25Ces dispositifs s’inscrivent dans un contexte d’évolution des méthodes de régulation du trafic, avec une prise en compte des déplacements plus qualitative, à partir des années 1960. Les gestionnaires de la voirie prennent conscience que cette gestion quantitative des flux automobiles ne parvient pas à enrayer l’encombrement toujours croissant des centres-villes. Ils se tournent alors vers des méthodes plus qualitatives, en complément des méthodes traditionnelles d’analyse du trafic : cela s’observe par exemple avec les premières EMD (Enquêtes Ménages-Déplacements), initiées en 1960, qui comportent une étude de déplacements dont les résultats sont repris pour définir de nouvelles politiques de transport.

26Les années 1950 à 1970 constituent donc un moment de rupture dans l’information aux automobilistes, tant à Paris qu’à Lyon : la régulation du trafic devient la priorité absolue pour lutter contre la congestion, ce qui conduit rapidement à des politiques de coordination entre les différentes collectivités gestionnaires et entre différents modes de transport. La tendance à l’orientation de flux plutôt qu’à des indications sur les modes et les motifs des déplacements individuels semble s’infléchir dès les années 1970, avec l’abandon progressif, en ville, des programmes d’infrastructures de circulation exclusivement dédiées à l’automobile et le développement de l’informatique.

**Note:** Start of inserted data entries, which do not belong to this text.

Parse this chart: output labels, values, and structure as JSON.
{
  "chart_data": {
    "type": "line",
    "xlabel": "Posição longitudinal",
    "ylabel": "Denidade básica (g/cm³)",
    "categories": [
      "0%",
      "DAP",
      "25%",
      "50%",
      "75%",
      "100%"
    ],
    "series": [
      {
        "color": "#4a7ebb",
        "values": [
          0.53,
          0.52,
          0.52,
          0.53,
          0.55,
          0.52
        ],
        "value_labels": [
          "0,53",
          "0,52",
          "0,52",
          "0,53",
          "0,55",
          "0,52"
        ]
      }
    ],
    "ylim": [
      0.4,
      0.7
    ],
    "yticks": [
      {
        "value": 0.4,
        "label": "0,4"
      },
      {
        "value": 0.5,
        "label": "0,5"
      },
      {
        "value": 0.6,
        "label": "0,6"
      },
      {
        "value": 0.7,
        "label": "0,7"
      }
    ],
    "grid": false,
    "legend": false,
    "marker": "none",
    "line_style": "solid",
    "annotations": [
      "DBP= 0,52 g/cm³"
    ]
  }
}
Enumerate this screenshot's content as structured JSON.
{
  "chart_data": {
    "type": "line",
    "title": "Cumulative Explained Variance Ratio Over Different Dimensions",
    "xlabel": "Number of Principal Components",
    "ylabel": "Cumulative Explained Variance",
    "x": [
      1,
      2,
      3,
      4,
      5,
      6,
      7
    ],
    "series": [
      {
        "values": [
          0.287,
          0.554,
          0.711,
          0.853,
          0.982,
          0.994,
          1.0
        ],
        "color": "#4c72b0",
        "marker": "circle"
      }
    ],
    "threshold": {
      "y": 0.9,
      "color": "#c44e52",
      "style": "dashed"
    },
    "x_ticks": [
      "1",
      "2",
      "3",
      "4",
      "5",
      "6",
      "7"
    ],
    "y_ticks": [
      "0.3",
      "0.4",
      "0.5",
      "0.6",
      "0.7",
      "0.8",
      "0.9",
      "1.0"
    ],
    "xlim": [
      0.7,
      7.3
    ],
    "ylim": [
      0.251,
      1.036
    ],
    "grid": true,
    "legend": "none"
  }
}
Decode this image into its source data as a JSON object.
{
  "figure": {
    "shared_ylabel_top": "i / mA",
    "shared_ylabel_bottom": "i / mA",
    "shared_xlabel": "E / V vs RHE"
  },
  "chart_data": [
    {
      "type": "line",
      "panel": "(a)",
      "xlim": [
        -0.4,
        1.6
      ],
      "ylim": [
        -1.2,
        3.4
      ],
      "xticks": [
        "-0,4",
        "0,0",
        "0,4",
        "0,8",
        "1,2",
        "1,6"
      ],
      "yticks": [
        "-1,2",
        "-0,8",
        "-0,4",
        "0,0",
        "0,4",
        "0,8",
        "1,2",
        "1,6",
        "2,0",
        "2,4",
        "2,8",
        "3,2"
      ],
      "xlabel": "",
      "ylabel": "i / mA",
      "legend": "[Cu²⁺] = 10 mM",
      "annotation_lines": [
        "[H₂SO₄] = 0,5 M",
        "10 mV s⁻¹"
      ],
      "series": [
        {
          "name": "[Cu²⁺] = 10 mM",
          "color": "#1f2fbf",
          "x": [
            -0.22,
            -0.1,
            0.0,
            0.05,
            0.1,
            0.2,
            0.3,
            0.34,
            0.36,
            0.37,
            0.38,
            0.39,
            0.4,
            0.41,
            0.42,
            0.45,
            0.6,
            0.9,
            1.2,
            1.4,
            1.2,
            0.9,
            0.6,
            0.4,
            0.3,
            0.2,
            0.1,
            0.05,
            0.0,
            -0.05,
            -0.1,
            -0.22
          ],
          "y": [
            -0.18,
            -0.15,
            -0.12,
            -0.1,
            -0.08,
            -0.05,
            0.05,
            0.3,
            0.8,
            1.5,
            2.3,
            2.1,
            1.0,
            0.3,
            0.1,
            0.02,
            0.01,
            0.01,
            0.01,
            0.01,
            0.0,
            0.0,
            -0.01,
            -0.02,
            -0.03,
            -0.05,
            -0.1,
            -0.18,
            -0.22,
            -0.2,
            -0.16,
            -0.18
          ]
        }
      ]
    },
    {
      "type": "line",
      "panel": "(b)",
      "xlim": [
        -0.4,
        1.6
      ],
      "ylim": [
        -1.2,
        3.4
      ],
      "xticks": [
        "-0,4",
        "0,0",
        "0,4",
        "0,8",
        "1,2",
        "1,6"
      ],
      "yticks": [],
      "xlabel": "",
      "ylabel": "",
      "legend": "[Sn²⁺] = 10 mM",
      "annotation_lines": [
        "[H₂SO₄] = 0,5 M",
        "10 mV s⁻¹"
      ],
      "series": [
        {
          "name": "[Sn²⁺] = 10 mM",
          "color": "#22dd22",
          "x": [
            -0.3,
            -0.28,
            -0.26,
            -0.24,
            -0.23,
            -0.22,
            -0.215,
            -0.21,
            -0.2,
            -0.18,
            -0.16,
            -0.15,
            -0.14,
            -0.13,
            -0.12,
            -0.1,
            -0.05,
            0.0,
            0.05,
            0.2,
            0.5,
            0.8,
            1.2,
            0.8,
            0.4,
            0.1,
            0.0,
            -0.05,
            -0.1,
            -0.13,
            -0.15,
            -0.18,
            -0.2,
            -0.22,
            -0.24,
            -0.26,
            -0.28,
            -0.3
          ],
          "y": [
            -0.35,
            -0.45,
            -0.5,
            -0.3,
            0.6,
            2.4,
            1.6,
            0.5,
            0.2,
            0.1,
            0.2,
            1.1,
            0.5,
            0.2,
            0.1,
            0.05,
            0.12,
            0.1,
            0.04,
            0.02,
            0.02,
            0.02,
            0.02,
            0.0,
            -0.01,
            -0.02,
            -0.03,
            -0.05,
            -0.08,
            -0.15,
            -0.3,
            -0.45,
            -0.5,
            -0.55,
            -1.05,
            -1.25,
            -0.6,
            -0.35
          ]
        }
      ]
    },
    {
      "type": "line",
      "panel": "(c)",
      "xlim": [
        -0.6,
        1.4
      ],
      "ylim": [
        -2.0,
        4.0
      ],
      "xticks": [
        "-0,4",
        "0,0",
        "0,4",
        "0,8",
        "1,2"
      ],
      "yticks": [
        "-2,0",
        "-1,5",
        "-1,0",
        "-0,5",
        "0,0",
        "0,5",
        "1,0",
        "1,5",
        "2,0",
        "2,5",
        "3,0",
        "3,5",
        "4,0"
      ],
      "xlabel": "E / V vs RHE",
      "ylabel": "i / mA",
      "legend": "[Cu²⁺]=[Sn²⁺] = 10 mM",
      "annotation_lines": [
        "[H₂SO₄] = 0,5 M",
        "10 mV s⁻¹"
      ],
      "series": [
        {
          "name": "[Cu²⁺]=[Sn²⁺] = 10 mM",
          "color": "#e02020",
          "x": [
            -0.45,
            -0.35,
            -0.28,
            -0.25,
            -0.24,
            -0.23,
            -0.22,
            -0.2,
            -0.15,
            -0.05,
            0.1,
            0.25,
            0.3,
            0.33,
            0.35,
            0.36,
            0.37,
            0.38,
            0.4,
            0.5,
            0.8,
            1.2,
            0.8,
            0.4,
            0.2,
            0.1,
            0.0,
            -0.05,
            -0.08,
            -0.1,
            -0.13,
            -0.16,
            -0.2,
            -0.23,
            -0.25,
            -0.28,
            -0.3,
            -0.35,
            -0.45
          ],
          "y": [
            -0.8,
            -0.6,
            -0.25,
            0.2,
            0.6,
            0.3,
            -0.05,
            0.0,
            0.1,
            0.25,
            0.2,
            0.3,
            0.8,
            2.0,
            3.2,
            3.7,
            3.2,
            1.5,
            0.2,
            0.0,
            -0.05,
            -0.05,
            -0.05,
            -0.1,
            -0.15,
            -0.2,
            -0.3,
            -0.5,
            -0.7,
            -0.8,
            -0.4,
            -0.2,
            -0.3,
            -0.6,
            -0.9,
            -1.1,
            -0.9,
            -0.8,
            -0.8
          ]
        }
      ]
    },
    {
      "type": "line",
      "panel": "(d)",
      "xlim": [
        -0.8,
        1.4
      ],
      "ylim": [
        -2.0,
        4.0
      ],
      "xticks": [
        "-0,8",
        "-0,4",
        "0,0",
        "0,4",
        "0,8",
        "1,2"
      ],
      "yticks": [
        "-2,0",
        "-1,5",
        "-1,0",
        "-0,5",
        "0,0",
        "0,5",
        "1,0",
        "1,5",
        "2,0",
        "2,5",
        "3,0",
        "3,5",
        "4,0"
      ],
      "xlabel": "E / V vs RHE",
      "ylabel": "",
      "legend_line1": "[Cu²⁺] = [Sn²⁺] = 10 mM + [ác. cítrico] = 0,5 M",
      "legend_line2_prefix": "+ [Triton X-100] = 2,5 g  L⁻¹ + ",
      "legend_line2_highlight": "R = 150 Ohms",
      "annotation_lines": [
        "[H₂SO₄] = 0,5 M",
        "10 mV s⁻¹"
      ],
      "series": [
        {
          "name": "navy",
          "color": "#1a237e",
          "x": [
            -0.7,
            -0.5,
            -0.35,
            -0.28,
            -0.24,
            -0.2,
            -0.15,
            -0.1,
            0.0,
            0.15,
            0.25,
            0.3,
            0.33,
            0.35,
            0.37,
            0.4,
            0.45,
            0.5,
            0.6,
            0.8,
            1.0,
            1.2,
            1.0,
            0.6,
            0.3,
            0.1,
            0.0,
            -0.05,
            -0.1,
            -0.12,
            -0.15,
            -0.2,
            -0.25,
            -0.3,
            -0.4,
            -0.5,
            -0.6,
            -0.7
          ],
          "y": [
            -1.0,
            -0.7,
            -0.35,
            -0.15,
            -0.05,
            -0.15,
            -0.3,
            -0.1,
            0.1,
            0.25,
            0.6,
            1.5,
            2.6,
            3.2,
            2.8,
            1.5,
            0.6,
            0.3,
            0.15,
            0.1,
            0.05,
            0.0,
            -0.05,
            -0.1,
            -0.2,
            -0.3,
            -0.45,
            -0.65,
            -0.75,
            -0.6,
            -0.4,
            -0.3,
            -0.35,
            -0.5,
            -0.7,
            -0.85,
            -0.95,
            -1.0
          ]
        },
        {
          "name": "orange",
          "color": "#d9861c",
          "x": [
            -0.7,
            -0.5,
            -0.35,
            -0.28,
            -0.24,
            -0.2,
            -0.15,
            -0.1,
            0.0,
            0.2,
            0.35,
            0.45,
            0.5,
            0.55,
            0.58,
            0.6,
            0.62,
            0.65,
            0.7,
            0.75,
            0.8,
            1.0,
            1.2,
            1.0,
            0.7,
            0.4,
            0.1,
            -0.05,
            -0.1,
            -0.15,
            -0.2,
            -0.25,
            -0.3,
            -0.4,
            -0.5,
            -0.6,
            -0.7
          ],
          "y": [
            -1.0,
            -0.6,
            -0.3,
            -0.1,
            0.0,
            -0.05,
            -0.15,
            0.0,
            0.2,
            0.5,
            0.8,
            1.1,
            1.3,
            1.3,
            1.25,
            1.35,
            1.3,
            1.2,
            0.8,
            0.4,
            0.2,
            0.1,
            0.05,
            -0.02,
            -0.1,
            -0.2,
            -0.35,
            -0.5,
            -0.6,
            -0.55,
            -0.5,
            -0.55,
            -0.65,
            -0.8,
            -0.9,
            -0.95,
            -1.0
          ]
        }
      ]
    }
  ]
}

Des années 1980 à nos jours : la révolution du guidage dynamique des déplacements

27À partir de la fin des années 1970, la gouvernance de la voirie urbaine s’appuie sur d’importantes innovations techniques, qui permettent au gestionnaire d’élaborer des systèmes centralisés de régulation et d’information sur le réseau dont il a la charge. Cela accompagne la volonté des pouvoirs publics de fournir un guidage et une information dynamiques aux automobilistes, tant en amont que pendant leur déplacement. Dans ce contexte, les Parisiens et les Lyonnais conçoivent des systèmes d’information bien différents, mais avec le même objectif d’une information de plus en plus adaptée aux conditions de trafic en temps réel. Néanmoins, le gestionnaire, initialement au centre des dispositifs d’information va, à partir des années 1990, du fait de la démocratisation de la télématique embarquée, voir son monopole peu à peu amputé par de nouveaux acteurs.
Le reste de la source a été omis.